Victoria de Samotracia |
Gabriel Rudas
Desde esta esquina de la galería se
ve poco. A mi izquierda la fila de cuadros parece no tener fin, a mi derecha la
puerta de entrada sigue cerrada. El único cuadro que alcanzo a ver es el
retrato de la mujer de amarillo, y está torcido. Siempre fue tan importante
para mí que las pinturas estuvieran en el lugar correcto, pero sobre todo que estuvieran
alineadas, que pasaba horas colgando cada una de ellas. Creo que nunca me podré
acostumbrar a ver un cuadro inclinado. Bastaría con un pequeño ajuste para corregir
el problema, tan fácil como pararse enfrente y moverlo un poco. Pero ahora
hasta llegar a la pared me agota demasiado.
A veces intento acordarme de las otras
pinturas, pero aunque sé en dónde están y por qué las puse allí no puedo recordar
cómo eran. Por eso prefiero observar el retrato de la mujer. Siempre me ha
gustado mucho, de hecho era mi pieza favorita antes de que me encontrara la
escultura de Ícaro. En esos días disfrutaba bastante imaginar qué clase de
mujer era, cómo había llegado al cuadro, cómo eran sus amigos y por qué había
escogido ese vestido amarillo de encajes.

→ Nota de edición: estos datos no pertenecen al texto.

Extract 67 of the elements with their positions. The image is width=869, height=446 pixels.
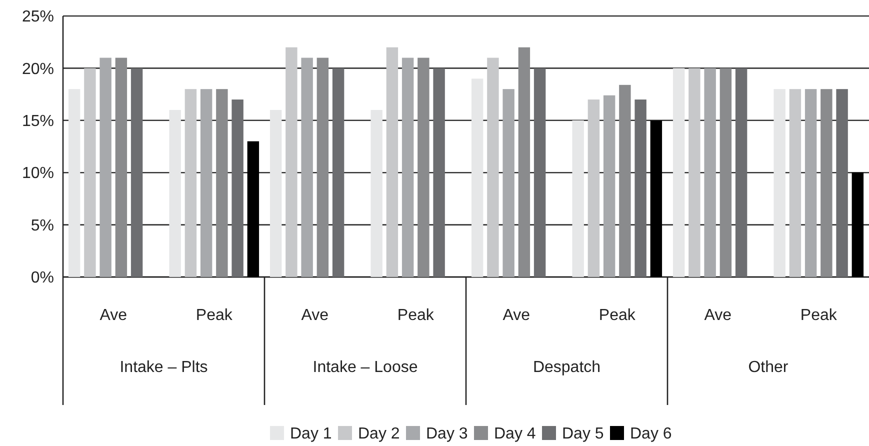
bar <box>820 89 832 277</box>
bar <box>774 89 786 277</box>
bar <box>418 58 430 277</box>
bar <box>184 89 197 277</box>
bar <box>68 89 80 277</box>
y-tick-label: 0% <box>30 270 54 287</box>
text: Intake – Loose <box>312 359 418 376</box>
bar <box>789 89 802 277</box>
bar <box>619 84 631 277</box>
bar <box>286 47 298 277</box>
bar <box>735 68 748 277</box>
x-tick-label: Ave <box>704 307 732 324</box>
text: Intake – Plts <box>120 359 208 376</box>
bar <box>704 68 716 277</box>
bar <box>115 58 128 277</box>
bar <box>471 78 484 277</box>
bar <box>402 58 414 277</box>
bar <box>247 141 260 277</box>
x-tick-label: Peak <box>800 307 838 324</box>
x-tick-label: Ave <box>301 307 329 324</box>
bar <box>301 58 313 277</box>
bar <box>720 68 732 277</box>
x-tick-label: Peak <box>598 307 636 324</box>
bar <box>487 58 499 277</box>
bar <box>852 172 864 277</box>
bar <box>200 89 212 277</box>
bar <box>688 68 700 277</box>
bar <box>588 100 600 277</box>
y-tick-label: 5% <box>30 217 54 234</box>
bar <box>502 89 514 277</box>
bar <box>270 110 282 277</box>
legend-label: Day 6 <box>630 426 672 443</box>
y-tick-label: 15% <box>22 113 54 130</box>
bar <box>169 110 181 277</box>
y-tick-label: 20% <box>22 60 54 78</box>
bar <box>804 89 817 277</box>
bar <box>672 68 685 277</box>
bar <box>370 110 382 277</box>
bar <box>100 58 112 277</box>
bar <box>232 100 244 277</box>
x-tick-label: Ave <box>502 307 530 324</box>
x-tick-label: Peak <box>397 307 435 324</box>
y-tick-label: 25% <box>22 8 54 26</box>
text: Other <box>748 359 789 376</box>
bar <box>216 89 228 277</box>
bar <box>433 68 445 277</box>
legend-label: Day 3 <box>426 426 468 443</box>
bar <box>836 89 848 277</box>
text: Despatch <box>532 359 601 376</box>
bar <box>386 47 398 277</box>
x-tick-label: Ave <box>100 307 128 324</box>
bar <box>603 95 616 277</box>
bar <box>84 68 96 277</box>
legend-label: Day 5 <box>562 426 604 443</box>
bar <box>634 100 646 277</box>
bar <box>572 120 584 277</box>
bar <box>316 58 329 277</box>
legend-label: Day 2 <box>358 426 400 443</box>
bar <box>534 68 546 277</box>
x-tick-label: Peak <box>196 307 234 324</box>
bar <box>650 120 662 277</box>
bar <box>332 68 344 277</box>
y-tick-label: 10% <box>22 165 54 182</box>
bar <box>518 47 530 277</box>
legend-label: Day 1 <box>290 426 332 443</box>
legend-label: Day 4 <box>494 426 536 443</box>
bar <box>130 68 143 277</box>
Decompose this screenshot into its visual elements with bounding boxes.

Le ponía un nombre, intentaba
descifrar una personalidad que se adivinara en sus ojos entrecerrados, y hasta
le contaba las historias que le había inventado en esos días. A veces era un
mujer rica de los cincuenta que venía de lejos o se quería ir lejos; otras
veces era una chica que llegaba de una fiesta de disfraces; otras una
adolescente que, entre la curiosidad y el miedo, se probaba el vestido de su
abuela recién muerta. Al cabo de un tiempo me aburría y la dejaba a un lado
para fijarme en las nuevas piezas que había comprado, pero siempre al final regresaba
a ella y le creaba un pasado nuevo. En el fondo creía que, si la historia que
le contaba llegaba a coincidir con su verdadera vida, la mujer comenzaría a
moverse y me diría algo. Eso nunca llegó a pasar, y cuando vino la escultura de
Ícaro me olvidé por completo de ella y de las demás pinturas.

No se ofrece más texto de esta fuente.